- Film poster
- Directed by: Scott Patterson
- Written by: George Elliot
- Produced by: David Wood
- Starring: George Elliot Holly Brisley Rhys Muldoon
- Cinematography: Roger Lanser
- Edited by: Michael Horwitz Tim Wellburn
- Music by: Subvision
- Production company: Miracle Productions
- Distributed by: Elliot Bros Film Distribution Roadshow Entertainment
- Release date: 18 August 2004;
- Running time: 103 minutes
- Country: Australia
- Language: English
- Budget: $4,000,000 (AUD)
- Box office: A$208,739 (Australia)

= The Crop (film) =

The Crop is a 2004 Australian comedy film set during the 1980s.

==Plot==
The Crop, is set in the early 1980s in Australia, and is about larrikin nightclub owner, Ronnie 'Blade' Gillette (George Elliot), and his barmaid girlfriend Geraldine (Holly Brisley). Two months after random breath testing has been introduced, Blade realises he's going broke. Afraid of driving under the influence, his customers are not buying his grog, they're going out to the carpark to smoke dope.

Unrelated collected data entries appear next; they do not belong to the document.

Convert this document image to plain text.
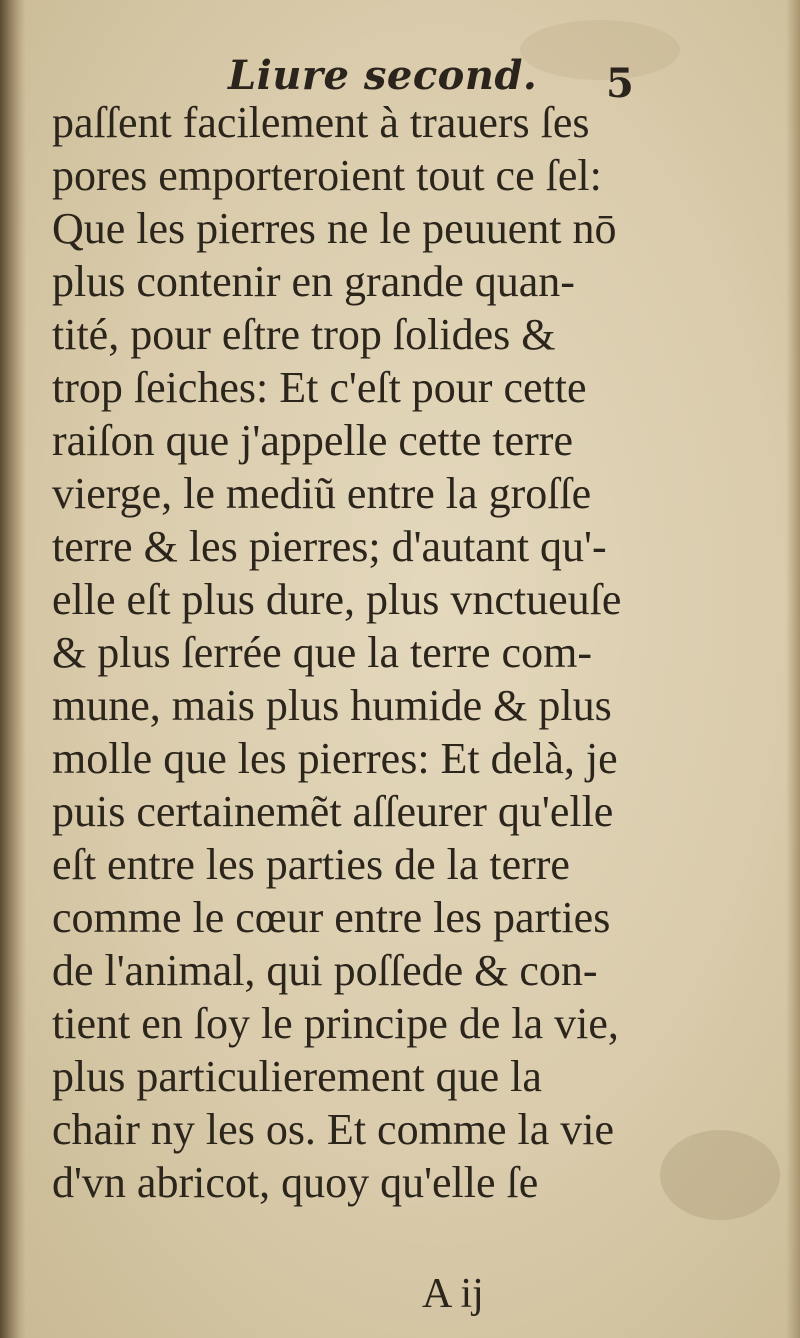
Liure second. 5
paſſent facilement à trauers ſes
pores emporteroient tout ce ſel:
Que les pierres ne le peuuent nō
plus contenir en grande quan-
tité, pour eſtre trop ſolides &
trop ſeiches: Et c'eſt pour cette
raiſon que j'appelle cette terre
vierge, le mediũ entre la groſſe
terre & les pierres; d'autant qu'-
elle eſt plus dure, plus vnctueuſe
& plus ſerrée que la terre com-
mune, mais plus humide & plus
molle que les pierres: Et delà, je
puis certainemẽt aſſeurer qu'elle
eſt entre les parties de la terre
comme le cœur entre les parties
de l'animal, qui poſſede & con-
tient en ſoy le principe de la vie,
plus particulierement que la
chair ny les os. Et comme la vie
d'vn abricot, quoy qu'elle ſe
A ij
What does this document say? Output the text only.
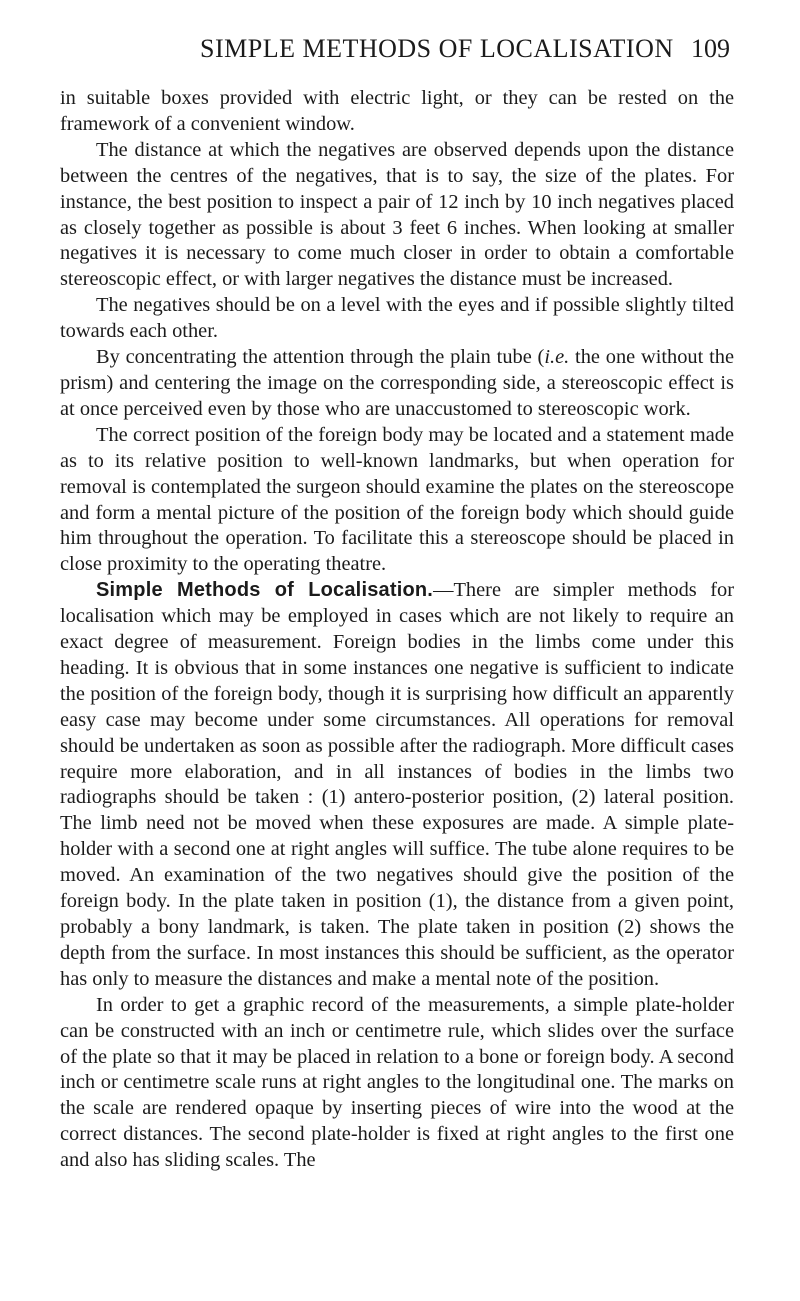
SIMPLE METHODS OF LOCALISATION 109

in suitable boxes provided with electric light, or they can be rested on the framework of a convenient window.

The distance at which the negatives are observed depends upon the distance between the centres of the negatives, that is to say, the size of the plates. For instance, the best position to inspect a pair of 12 inch by 10 inch negatives placed as closely together as possible is about 3 feet 6 inches. When looking at smaller negatives it is necessary to come much closer in order to obtain a comfortable stereoscopic effect, or with larger negatives the distance must be increased.

The negatives should be on a level with the eyes and if possible slightly tilted towards each other.

By concentrating the attention through the plain tube (i.e. the one without the prism) and centering the image on the corresponding side, a stereoscopic effect is at once perceived even by those who are unaccustomed to stereoscopic work.

The correct position of the foreign body may be located and a statement made as to its relative position to well-known landmarks, but when operation for removal is contemplated the surgeon should examine the plates on the stereoscope and form a mental picture of the position of the foreign body which should guide him throughout the operation. To facilitate this a stereoscope should be placed in close proximity to the operating theatre.

Simple Methods of Localisation.—There are simpler methods for localisation which may be employed in cases which are not likely to require an exact degree of measurement. Foreign bodies in the limbs come under this heading. It is obvious that in some instances one negative is sufficient to indicate the position of the foreign body, though it is surprising how difficult an apparently easy case may become under some circumstances. All operations for removal should be undertaken as soon as possible after the radiograph. More difficult cases require more elaboration, and in all instances of bodies in the limbs two radiographs should be taken : (1) antero-posterior position, (2) lateral position. The limb need not be moved when these exposures are made. A simple plate-holder with a second one at right angles will suffice. The tube alone requires to be moved. An examination of the two negatives should give the position of the foreign body. In the plate taken in position (1), the distance from a given point, probably a bony landmark, is taken. The plate taken in position (2) shows the depth from the surface. In most instances this should be sufficient, as the operator has only to measure the distances and make a mental note of the position.

In order to get a graphic record of the measurements, a simple plate-holder can be constructed with an inch or centimetre rule, which slides over the surface of the plate so that it may be placed in relation to a bone or foreign body. A second inch or centimetre scale runs at right angles to the longitudinal one. The marks on the scale are rendered opaque by inserting pieces of wire into the wood at the correct distances. The second plate-holder is fixed at right angles to the first one and also has sliding scales. The
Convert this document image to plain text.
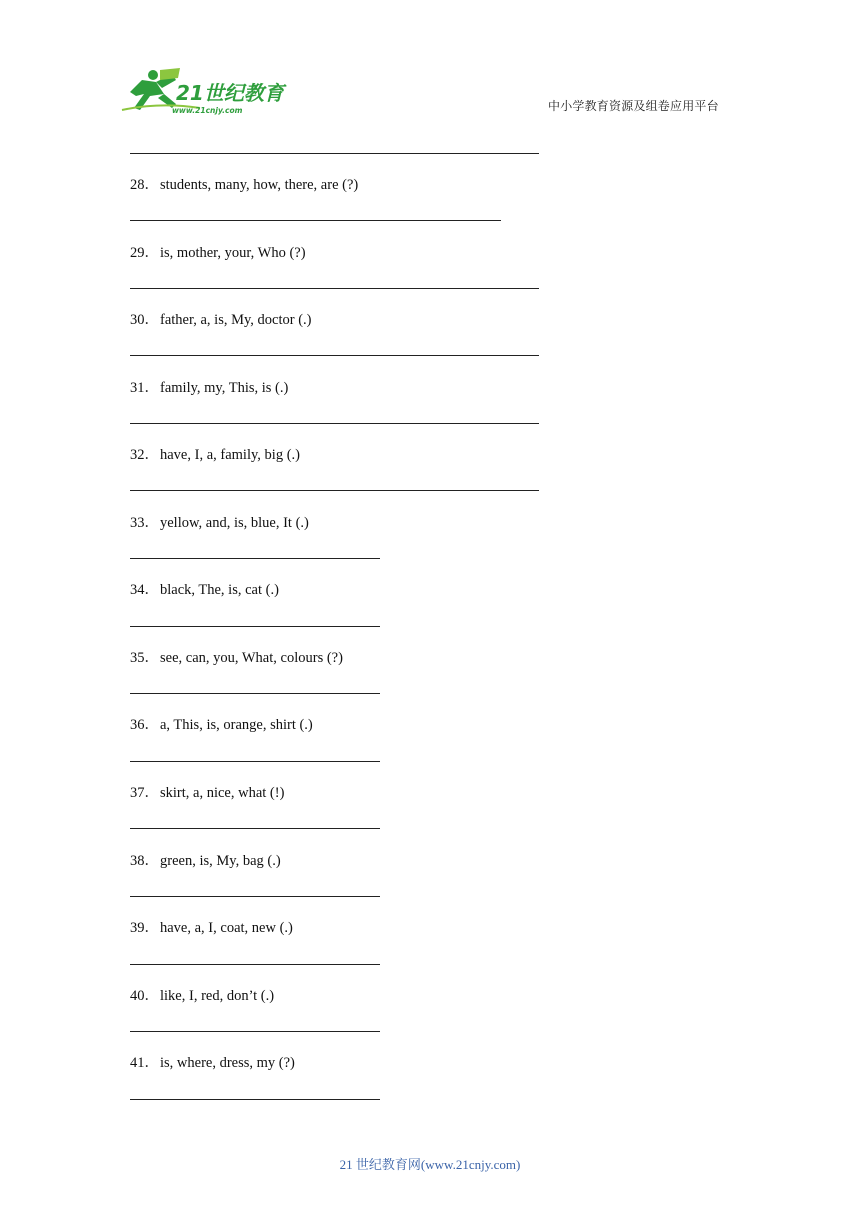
21世纪教育
www.21cnjy.com	中小学教育资源及组卷应用平台
28．students, many, how, there, are (?)
29．is, mother, your, Who (?)
30．father, a, is, My, doctor (.)
31．family, my, This, is (.)
32．have, I, a, family, big (.)
33．yellow, and, is, blue, It (.)
34．black, The, is, cat (.)
35．see, can, you, What, colours (?)
36．a, This, is, orange, shirt (.)
37．skirt, a, nice, what (!)
38．green, is, My, bag (.)
39．have, a, I, coat, new (.)
40．like, I, red, don’t (.)
41．is, where, dress, my (?)
21 世纪教育网(www.21cnjy.com)
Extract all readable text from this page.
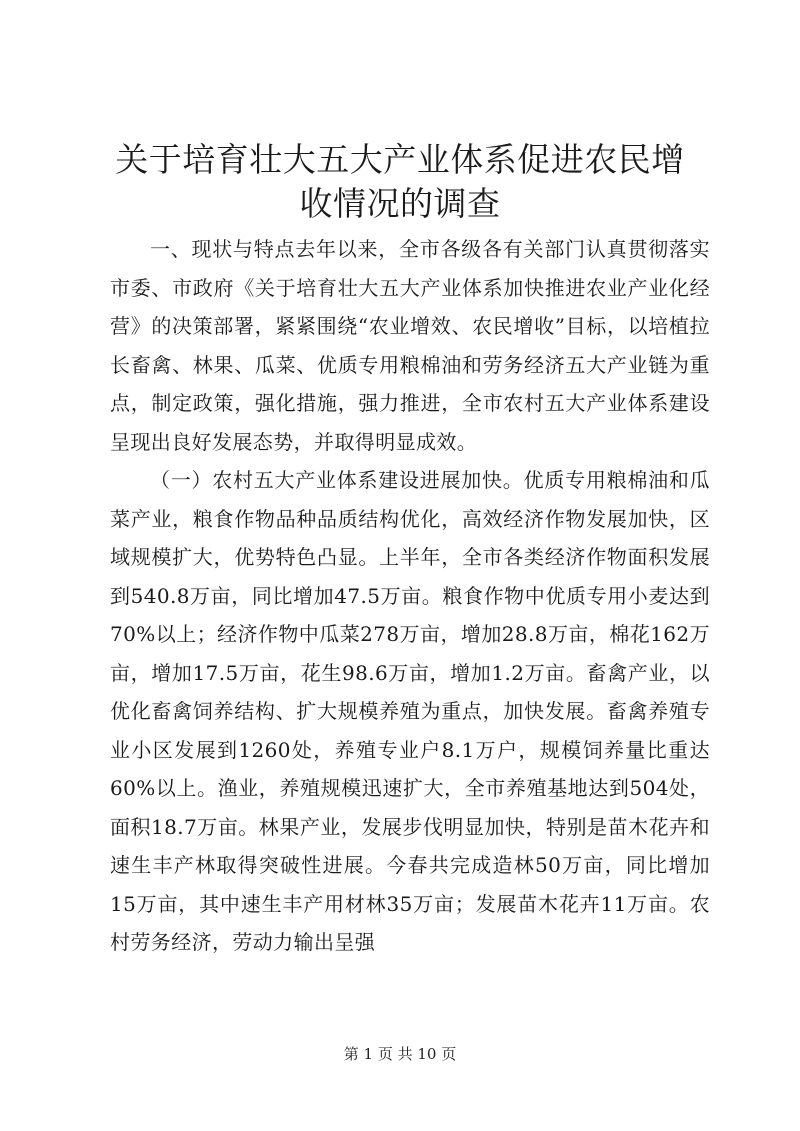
关于培育壮大五大产业体系促进农民增收情况的调查

一、现状与特点去年以来，全市各级各有关部门认真贯彻落实市委、市政府《关于培育壮大五大产业体系加快推进农业产业化经营》的决策部署，紧紧围绕“农业增效、农民增收”目标，以培植拉长畜禽、林果、瓜菜、优质专用粮棉油和劳务经济五大产业链为重点，制定政策，强化措施，强力推进，全市农村五大产业体系建设呈现出良好发展态势，并取得明显成效。

（一）农村五大产业体系建设进展加快。优质专用粮棉油和瓜菜产业，粮食作物品种品质结构优化，高效经济作物发展加快，区域规模扩大，优势特色凸显。上半年，全市各类经济作物面积发展到540.8万亩，同比增加47.5万亩。粮食作物中优质专用小麦达到70%以上；经济作物中瓜菜278万亩，增加28.8万亩，棉花162万亩，增加17.5万亩，花生98.6万亩，增加1.2万亩。畜禽产业，以优化畜禽饲养结构、扩大规模养殖为重点，加快发展。畜禽养殖专业小区发展到1260处，养殖专业户8.1万户，规模饲养量比重达60%以上。渔业，养殖规模迅速扩大，全市养殖基地达到504处，面积18.7万亩。林果产业，发展步伐明显加快，特别是苗木花卉和速生丰产林取得突破性进展。今春共完成造林50万亩，同比增加15万亩，其中速生丰产用材林35万亩；发展苗木花卉11万亩。农村劳务经济，劳动力输出呈强

第 1 页 共 10 页
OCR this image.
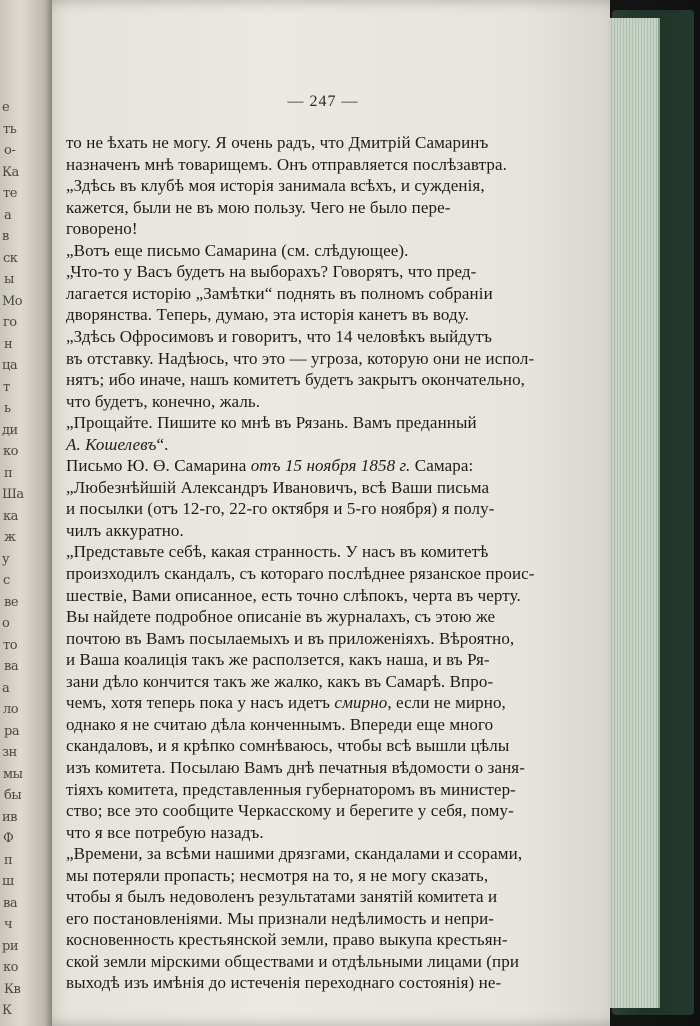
— 247 —
то не ѣхать не могу. Я очень радъ, что Дмитрій Самаринъ
назначенъ мнѣ товарищемъ. Онъ отправляется послѣзавтра.
„Здѣсь въ клубѣ моя исторія занимала всѣхъ, и сужденія,
кажется, были не въ мою пользу. Чего не было пере-
говорено!
„Вотъ еще письмо Самарина (см. слѣдующее).
„Что-то у Васъ будетъ на выборахъ? Говорятъ, что пред-
лагается исторію „Замѣтки“ поднять въ полномъ собраніи
дворянства. Теперь, думаю, эта исторія канетъ въ воду.
„Здѣсь Офросимовъ и говоритъ, что 14 человѣкъ выйдутъ
въ отставку. Надѣюсь, что это — угроза, которую они не испол-
нятъ; ибо иначе, нашъ комитетъ будетъ закрытъ окончательно,
что будетъ, конечно, жаль.
„Прощайте. Пишите ко мнѣ въ Рязань. Вамъ преданный
А. Кошелевъ“.
Письмо Ю. Ө. Самарина отъ 15 ноября 1858 г. Самара:
„Любезнѣйшій Александръ Ивановичъ, всѣ Ваши письма
и посылки (отъ 12-го, 22-го октября и 5-го ноября) я полу-
чилъ аккуратно.
„Представьте себѣ, какая странность. У насъ въ комитетѣ
произходилъ скандалъ, съ котораго послѣднее рязанское проис-
шествіе, Вами описанное, есть точно слѣпокъ, черта въ черту.
Вы найдете подробное описаніе въ журналахъ, съ этою же
почтою въ Вамъ посылаемыхъ и въ приложеніяхъ. Вѣроятно,
и Ваша коалиція такъ же расползется, какъ наша, и въ Ря-
зани дѣло кончится такъ же жалко, какъ въ Самарѣ. Впро-
чемъ, хотя теперь пока у насъ идетъ смирно, если не мирно,
однако я не считаю дѣла конченнымъ. Впереди еще много
скандаловъ, и я крѣпко сомнѣваюсь, чтобы всѣ вышли цѣлы
изъ комитета. Посылаю Вамъ днѣ печатныя вѣдомости о заня-
тіяхъ комитета, представленныя губернаторомъ въ министер-
ство; все это сообщите Черкасскому и берегите у себя, пому-
что я все потребую назадъ.
„Времени, за всѣми нашими дрязгами, скандалами и ссорами,
мы потеряли пропасть; несмотря на то, я не могу сказать,
чтобы я былъ недоволенъ результатами занятій комитета и
его постановленіями. Мы признали недѣлимость и непри-
косновенность крестьянской земли, право выкупа крестьян-
ской земли мірскими обществами и отдѣльными лицами (при
выходѣ изъ имѣнія до истеченія переходнаго состоянія) не-
е
ть
о-
Ка
те
а
в
ск
ы
Мо
го
н
ца
т
ь
ди
ко
п
Ша
ка
ж
у
с
ве
о
то
ва
а
ло
ра
зн
мы
бы
ив
Ф
п
ш
ва
ч
ри
ко
Кв
К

Like any good businessman, Blade decides he needs a strategy. He decides to grow some dope as a way out of his financial hole. Blade and his best mate, Wack (Rhys Muldoon), set about growing their crop of weed on a property owned by the father of his girlfriend but they soon get caught in a bind between crooked cops and a ruthless moneylender.

==Cast==

| Actor | Character |
|---|---|
| George Elliot | Ronnie 'Blade' Gillette |
| Holly Brisley | Geraldine |
| Rhys Muldoon | David 'Wack' Kowakski |
| Rudi Baker | Billy Bong |
| Tony Barry | Senior |
| Kelly Butler | Jacki |
| Sam O'Dell | Danny |
| Rob Steele | Malone |
| Vincent Stone | Dago |
| Tahnee Stroet | Tania |
| Bruce Venables | Wally Eye |
| Kristy Wright | Nancy |
| Ross Newton | Cop |

==Box office==
The Crop received numerous poor reviews.
and only grossed $208,739 (AUD) at the box office in Australia.

==Reception==
The Crop received the prize for 'Best International Feature Film' at the New York International Film Festival in 2005.